Monday, February 05, 2007

Manga Monday 24: Mushishi

Mushishi (Volume 1)
Yuki Urushibara

Mushishi is a book that seems to have a few people excited in the manga realm. This series comes from a new young cartoonist and has garnered quite a bit of acclaim, at the same time that it's branching out into other multimedia areas like anime. The first volume of this manga has just been released by Del Ray to American audiences in a pretty little package. The story follows a mysterious young man, a mushishi named Ginko, who travels to expand his knowledge and help people with problems that involve magical creatures called mushi. He's kind of like a shaman of sorts. Now, I went into this book without having any prior knowledge of the premise and was a little out-of-sorts, as I didn't realize where the focus of the story would lie, let alone what the heck was going on. As a series of short stories, Mushishi opens with a young man (Shinra) who has the ability to draw anything he wishes into being with his left hand, no matter how fantastic. I imagined that this would be the thrust of the series until one of the many men who've come to seek him out (Ginko) begins to teach the gifted boy about mushi and the ability he has. Then the story shifts over to Ginko himself before he disappears from Shinra's life when he's finished helping the boy out. I had assumed that the cast was being set up with this first chapter, but Ginko travels into people's lives helping to spread the knowledge of mushi and study them, so the cast is ever-changing, at least with this first volume, Ginko himself being the only constant. Now that I know that this is basically a series of short stories, it has fallen into a rhythm of sorts that seems like it could get old fast, but the stories are truly captivating, and given the strength of the opening volume, the creator has a vast resource of creativity that will, at the very least, keep this premise afloat for awhile to come, if not build upon it for something truly spectacular.

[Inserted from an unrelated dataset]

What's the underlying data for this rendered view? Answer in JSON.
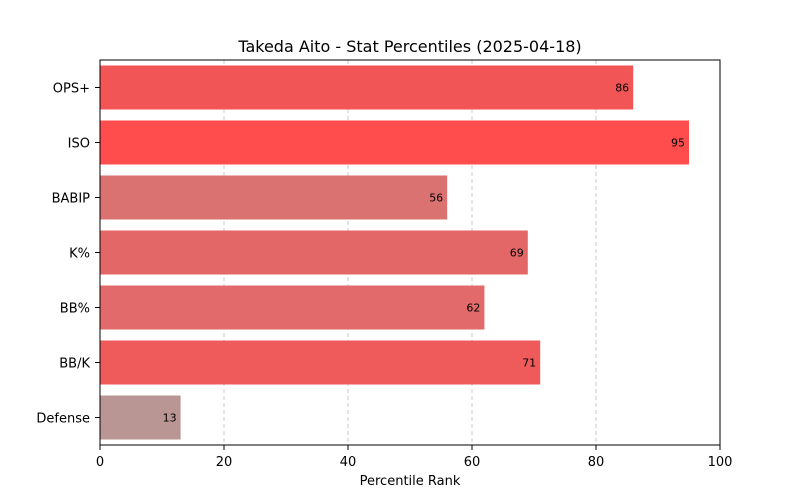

Now the mushi themselves are creatures that have existed since the beginning of time, not quite plant, not quite animal, but almost spirits of sorts that can harm people with their mere existence. It's interesting and spellbinding to listen to Ginko weave the legends surrounding these creatures, and the beautiful art that Urushibara illustrates his story with makes this an exciting new series, perhaps deserving of the praise and attention it's garnered. I can't wait for the next volume. A

2 comments:

D said...

Very nice review. Thanks! Oh, and just so you know, the author is a woman.

Dave! said...

My mistake! Thanks for the correction!